Teurer Bau ist nun in Arbeit

Da die Kindertagesstätte keinen Keller bekommt, schreiten die Erdarbeiten zügig voran. Die Kita wird wohl pünktlich vor Weihnachten stehen. Foto: Schuster

Während der geplante Anbau zur Füssener Grundschule im Moment in der Schwebe ist (der KREISBOTE berichtete), steht ganz in der Nähe bereits ein Kran und die Bagger rollen: Seit knapp zwei Wochen ist die geplante Kindertagesstätte in der Hilteboldstraße im Bau. In der jüngsten Stadtratssitzung am Dienstag vergangener Woche war das Projekt Thema, denn nicht 1,1 Millionen Euro, wie ursprünglich angekündigt, sondern rund 1,7 Millionen Euro wird die Stadt Füssen dafür wohl bezahlen müssen.

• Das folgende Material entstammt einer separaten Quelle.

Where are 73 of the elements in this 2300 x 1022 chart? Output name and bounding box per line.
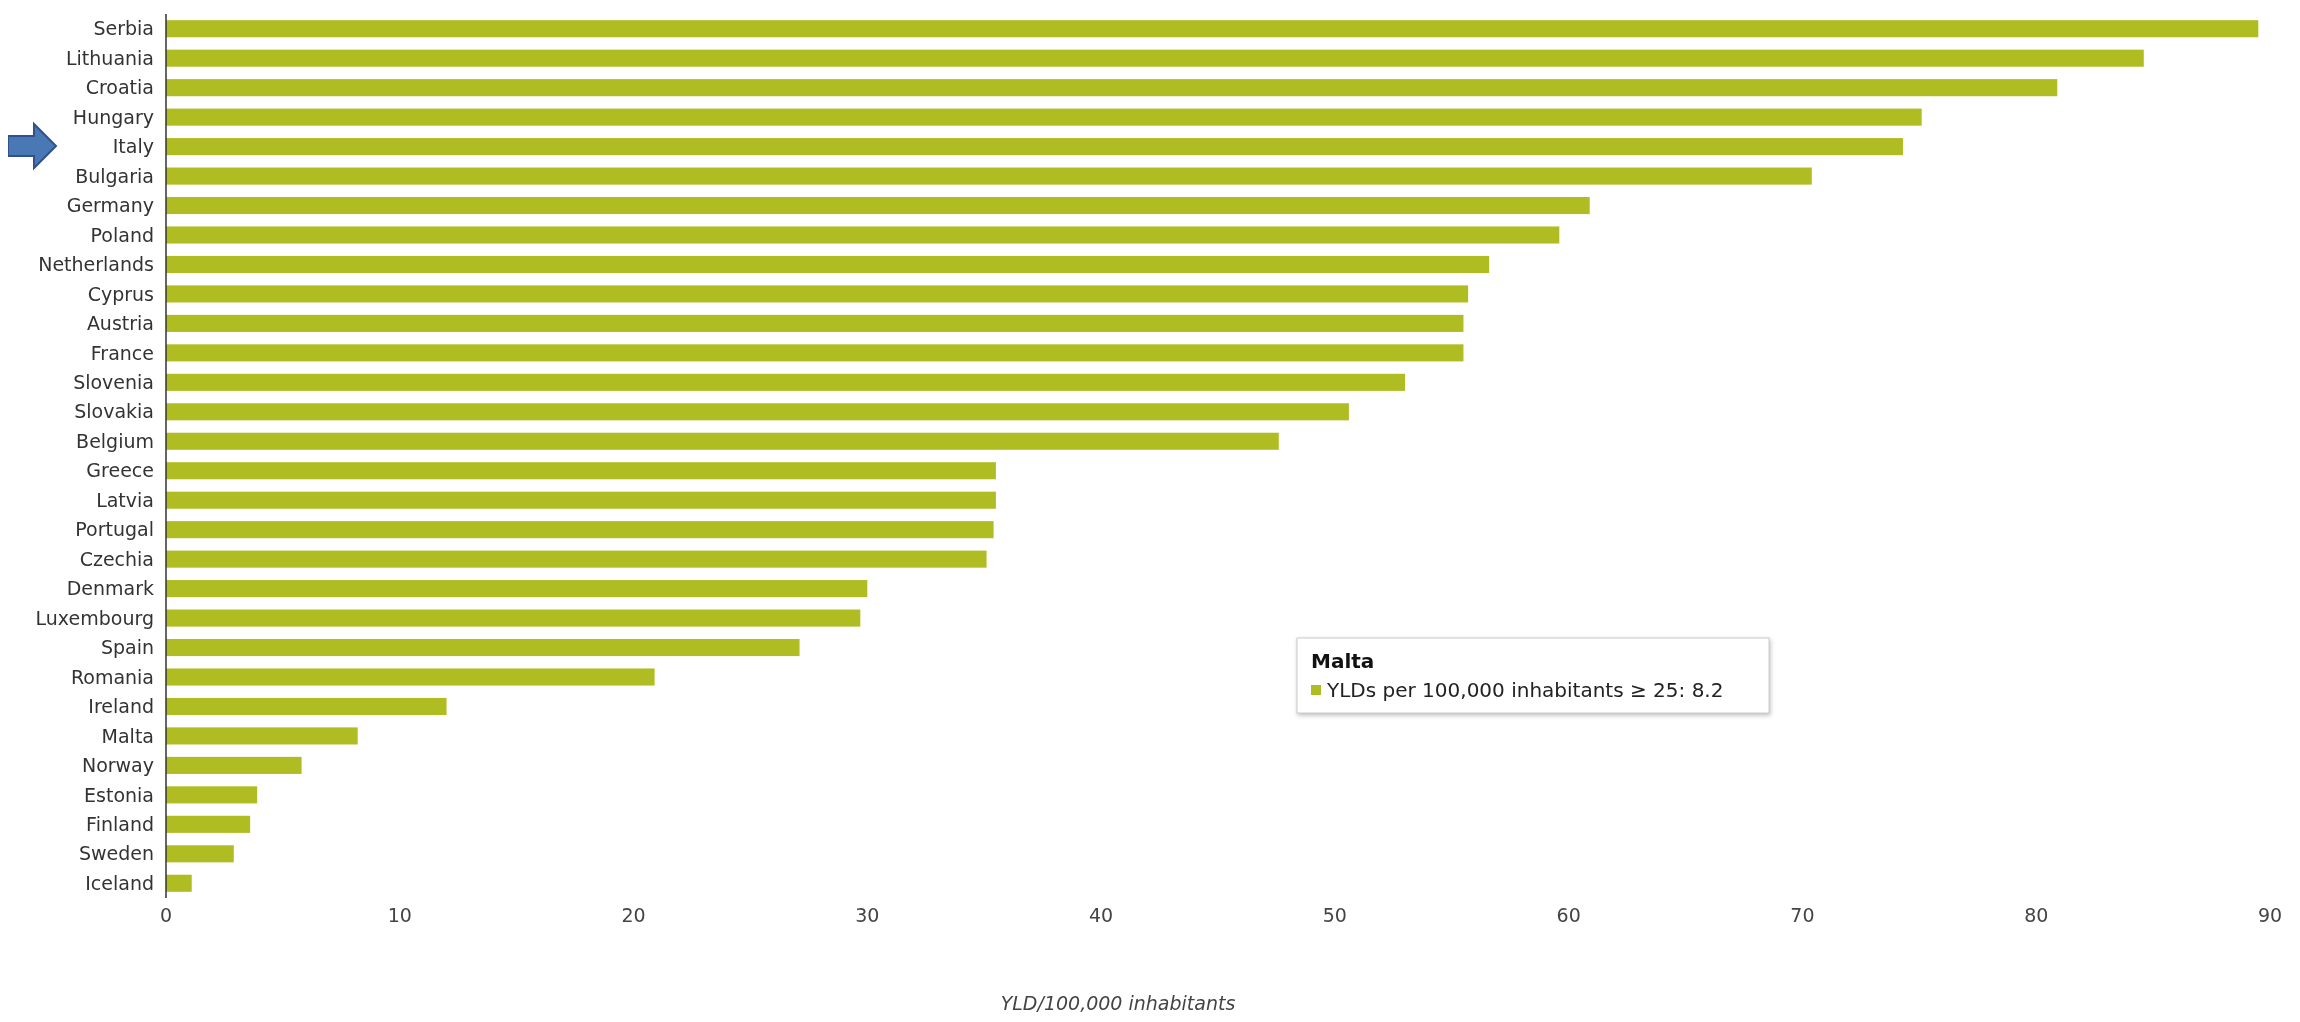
y-tick-label: Iceland [85, 871, 154, 894]
x-tick-label: 0 [159, 904, 173, 926]
x-tick-label: 90 [2257, 904, 2283, 926]
y-tick-label: Croatia [85, 76, 154, 99]
bar [166, 167, 1812, 185]
bar [166, 609, 861, 627]
bar [166, 491, 996, 509]
bar [166, 108, 1922, 126]
bar [166, 727, 358, 745]
x-tick-label: 20 [621, 904, 646, 926]
bar [166, 786, 258, 804]
bar [166, 79, 2058, 97]
x-tick-label: 70 [1790, 904, 1815, 926]
y-tick-label: Greece [86, 459, 154, 482]
y-tick-label: Belgium [76, 429, 154, 452]
x-tick-label: 60 [1556, 904, 1581, 926]
bar [166, 49, 2144, 67]
bar [166, 668, 655, 686]
bar [166, 226, 1560, 244]
y-tick-label: Romania [70, 665, 154, 688]
y-tick-label: Germany [66, 194, 154, 217]
bar [166, 20, 2259, 38]
y-tick-label: Bulgaria [75, 164, 154, 187]
y-tick-label: Latvia [96, 488, 154, 511]
y-tick-label: Hungary [72, 105, 154, 128]
y-tick-label: Slovenia [73, 370, 154, 393]
y-tick-label: Luxembourg [35, 606, 154, 629]
y-tick-label: Serbia [93, 17, 154, 40]
annotation: Malta [1311, 649, 1375, 673]
y-tick-label: Norway [81, 754, 154, 777]
bar [166, 314, 1464, 332]
y-tick-label: Slovakia [74, 400, 154, 423]
y-tick-label: Czechia [79, 547, 154, 570]
bar [166, 138, 1903, 156]
y-tick-label: Malta [101, 724, 154, 747]
y-tick-label: Lithuania [65, 46, 154, 69]
bar [166, 373, 1406, 391]
bar [166, 874, 192, 892]
y-tick-label: Sweden [78, 842, 154, 865]
bar [166, 462, 996, 480]
bar [166, 521, 994, 539]
bar [166, 550, 987, 568]
x-tick-label: 10 [387, 904, 412, 926]
y-tick-label: Cyprus [87, 282, 154, 305]
bar [166, 403, 1349, 421]
y-tick-label: Spain [100, 636, 154, 659]
annotation: YLDs per 100,000 inhabitants ≥ 25: 8.2 [1326, 678, 1724, 702]
bar [166, 756, 302, 774]
bar [166, 255, 1490, 274]
x-axis-title: YLD/100,000 inhabitants [1000, 992, 1236, 1014]
bar [166, 432, 1279, 450]
bar [166, 815, 251, 833]
bar [166, 697, 447, 716]
x-tick-label: 40 [1089, 904, 1114, 926]
y-tick-label: Denmark [66, 577, 154, 600]
bar [166, 580, 868, 598]
x-tick-label: 80 [2024, 904, 2049, 926]
y-tick-label: France [90, 341, 154, 364]
bar [166, 638, 800, 657]
y-tick-label: Poland [90, 223, 154, 246]
y-tick-label: Netherlands [38, 253, 154, 276]
bar [166, 285, 1469, 303]
y-tick-label: Portugal [75, 518, 154, 541]
y-tick-label: Austria [86, 312, 154, 335]
y-tick-label: Finland [86, 812, 154, 835]
bar [166, 845, 234, 863]
y-tick-label: Estonia [84, 783, 154, 806]
y-tick-label: Italy [112, 135, 154, 158]
y-tick-label: Ireland [88, 695, 154, 718]
bar [166, 196, 1590, 215]
x-tick-label: 30 [855, 904, 880, 926]
bar [166, 344, 1464, 362]
x-tick-label: 50 [1322, 904, 1347, 926]
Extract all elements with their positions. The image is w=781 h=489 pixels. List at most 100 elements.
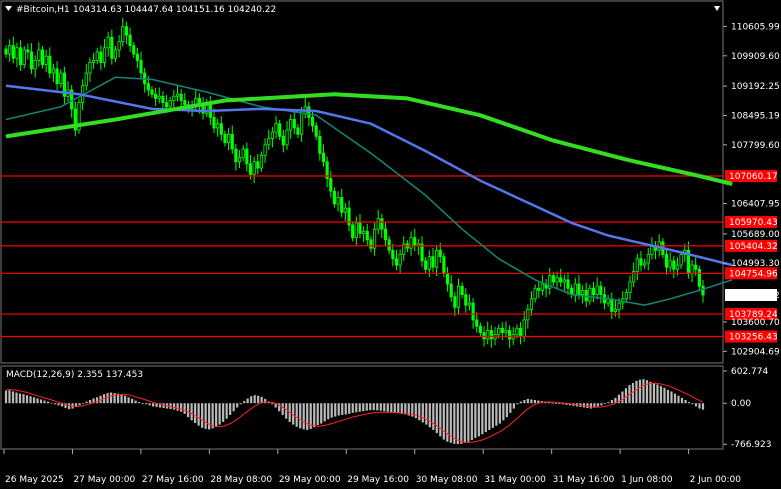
macd-histogram-bar xyxy=(442,403,445,440)
macd-histogram-bar xyxy=(46,401,50,404)
macd-histogram-bar xyxy=(215,403,218,427)
candle-body xyxy=(77,102,81,131)
candle-body xyxy=(245,148,249,165)
candle-body xyxy=(274,123,278,133)
macd-histogram-bar xyxy=(411,403,414,417)
candle-body xyxy=(380,218,384,230)
macd-histogram-bar xyxy=(432,403,435,430)
macd-histogram-bar xyxy=(516,403,519,405)
candle-body xyxy=(11,45,15,59)
candle-body xyxy=(613,308,618,312)
candle-body xyxy=(624,292,628,300)
candle-body xyxy=(121,26,125,42)
candle-body xyxy=(668,260,672,268)
candle-body xyxy=(694,264,698,270)
macd-histogram-bar xyxy=(344,403,347,415)
macd-histogram-bar xyxy=(92,398,95,404)
candle-body xyxy=(168,100,172,108)
scroll-down-triangle-icon[interactable] xyxy=(714,6,720,11)
macd-histogram-bar xyxy=(439,403,442,437)
candle-body xyxy=(44,55,48,66)
macd-histogram-bar xyxy=(495,403,498,426)
candle-body xyxy=(500,327,504,333)
macd-histogram-bar xyxy=(649,381,652,404)
candle-body xyxy=(161,95,165,104)
time-tick-label: 26 May 2025 xyxy=(5,475,64,485)
candle-body xyxy=(482,332,486,340)
time-axis: 26 May 2025 27 May 00:00 27 May 16:00 28 Ma… xyxy=(3,449,741,485)
macd-histogram-bar xyxy=(309,403,312,429)
macd-histogram-bar xyxy=(60,403,64,407)
moving-average-fast-line xyxy=(5,76,733,306)
candle-body xyxy=(216,123,220,129)
macd-histogram-bar xyxy=(565,403,568,405)
macd-histogram-bar xyxy=(449,403,452,443)
current-price-label: 104240.22 xyxy=(731,291,780,301)
candle-body xyxy=(310,116,315,127)
candle-body xyxy=(577,283,581,295)
candle-body xyxy=(445,273,450,285)
candle-body xyxy=(467,302,472,306)
candle-body xyxy=(102,47,107,63)
macd-histogram-bar xyxy=(586,403,589,409)
candle-body xyxy=(486,330,490,340)
macd-histogram-bar xyxy=(232,403,235,412)
horizontal-line-price-tag xyxy=(725,216,777,229)
candle-body xyxy=(398,254,402,266)
macd-histogram-bar xyxy=(274,403,277,408)
candle-body xyxy=(562,279,566,283)
macd-histogram-bar xyxy=(281,403,284,415)
candle-body xyxy=(99,51,103,63)
macd-histogram-bar xyxy=(428,403,431,428)
candle-body xyxy=(573,283,577,295)
candle-body xyxy=(672,260,676,270)
macd-histogram-bar xyxy=(610,400,614,404)
price-tick-label: 109909.60 xyxy=(731,52,780,62)
candle-body xyxy=(292,119,296,129)
candle-body xyxy=(278,123,282,137)
macd-histogram-bar xyxy=(477,403,480,437)
candle-body xyxy=(351,224,355,239)
macd-histogram-bar xyxy=(306,403,309,430)
candle-body xyxy=(212,116,216,129)
macd-histogram-bar xyxy=(684,400,687,404)
candle-body xyxy=(84,72,88,87)
macd-histogram-bar xyxy=(159,403,162,408)
candle-body xyxy=(164,102,169,108)
macd-histogram-bar xyxy=(74,403,78,407)
candle-body xyxy=(515,327,519,336)
macd-histogram-bar xyxy=(32,397,36,404)
macd-histogram-bar xyxy=(330,403,333,418)
macd-histogram-bar xyxy=(404,403,407,415)
candle-body xyxy=(88,62,92,74)
macd-histogram-bar xyxy=(351,403,354,413)
macd-histogram-bar xyxy=(526,398,529,404)
candle-body xyxy=(95,51,99,61)
candle-body xyxy=(299,112,304,135)
candle-body xyxy=(420,243,424,262)
candle-body xyxy=(537,287,541,291)
macd-histogram-bar xyxy=(113,393,116,404)
price-tick-label: 109192.25 xyxy=(731,82,780,92)
macd-histogram-bar xyxy=(292,403,295,425)
candle-body xyxy=(522,319,526,338)
macd-histogram-bar xyxy=(43,400,46,404)
candle-body xyxy=(580,289,585,295)
candle-body xyxy=(478,325,482,333)
macd-histogram-bar xyxy=(109,392,113,404)
macd-histogram-bar xyxy=(621,391,624,404)
macd-histogram-bar xyxy=(425,403,428,425)
macd-histogram-bar xyxy=(691,403,694,405)
dropdown-triangle-icon[interactable] xyxy=(5,6,12,11)
candle-body xyxy=(340,197,344,213)
macd-histogram-bar xyxy=(687,402,691,404)
horizontal-line-price-label: 103789.24 xyxy=(729,310,778,320)
candle-body xyxy=(369,239,373,249)
macd-histogram-bar xyxy=(155,403,158,407)
horizontal-line-price-label: 107060.17 xyxy=(729,172,778,182)
macd-histogram-bar xyxy=(600,403,603,406)
macd-histogram-bar xyxy=(236,403,239,408)
candle-body xyxy=(318,135,322,154)
macd-histogram-bar xyxy=(123,395,127,404)
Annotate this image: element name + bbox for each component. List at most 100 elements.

Die Formulierung des Tagesordnungspunkts ließ erkennen, wo der Unmut bei den Stadträten saß. Von „Offenlegung der tatsächlichen Kostensituation“ war da die Rede. Die Gesamtkosten des Projekts stiegen von 2,4 auf 2,9 Millionen Euro. Überproportional wuchs jedoch der Eigenanteil der Lechstadt um 600.000 Euro an. „Haben wir irgendwo mehr reingebaut, als gefördert wird?“, wollte CSU-Fraktionsvorsitzender Heinz Hipp wissen. Nein, sagte Bürgermeister Paul Iacob (SPD), was nicht gefördert wird, ist auch nicht notwendig.“ Die Kostensteigerung beruht zu einem Drittel auf Diskrepanzen bei den Fördersätzen und zu zwei Dritteln auf gestiegene Baukosten, wie Kämmerer Helmut Schuster auf Nachfrage erklärte. Er gingen von 35 Prozent Förderung aus, bekam aber nur 29 Prozent, erklärte er im Ausschuss. „Es stellte sich heraus, dass der ein oder andere Teil nicht so anerkannt wird, wie man sich das vorgestellt hat“, so Schuster. Als Gründe für die gestiegenen Baukosten nannte Stadtbaumeister Theo Fröchtenicht vor allem die Konjunktur. Die ziehe an, was die Preise nach oben treibe. „Für die Fenster hatten wir bei der Ausschreibung zum Beispiel nur einen Anbieter“, gab er an. Der bestimme mangels Konkurrenz den Preis. "Günstiger Kredit" „Zwei Drittel der Ausschreibung liegen hinter uns“, so Fröchtenicht im Stadtrat und man liege ein gutes Stück unter den Planungskosten, wie er gegenüber dem KREISBOTE erklärte, ob es so bleibt werden die ausstehenden Vergaben zeigen. Die ursprüngliche Schätzung vom April vergangenen Jahres war ein Vorentwurf, rechtfertigte sich der Stadtbaumeister im Rat. Zeitnahe Informationen über Änderungen der Kostensituation für die Zukunft forderte Dr. Martin Metzger (BFF), „das erspart uns einen Haufen Ärger und Diskussion“. Für die Finanzierung der gesteigerten Kosten „bekommen wir einen günstigen Kredit“, erklärte Bürgermeister Paul Iacob“, auf Nachfrage von Stadtrat Klaus Keller (FW).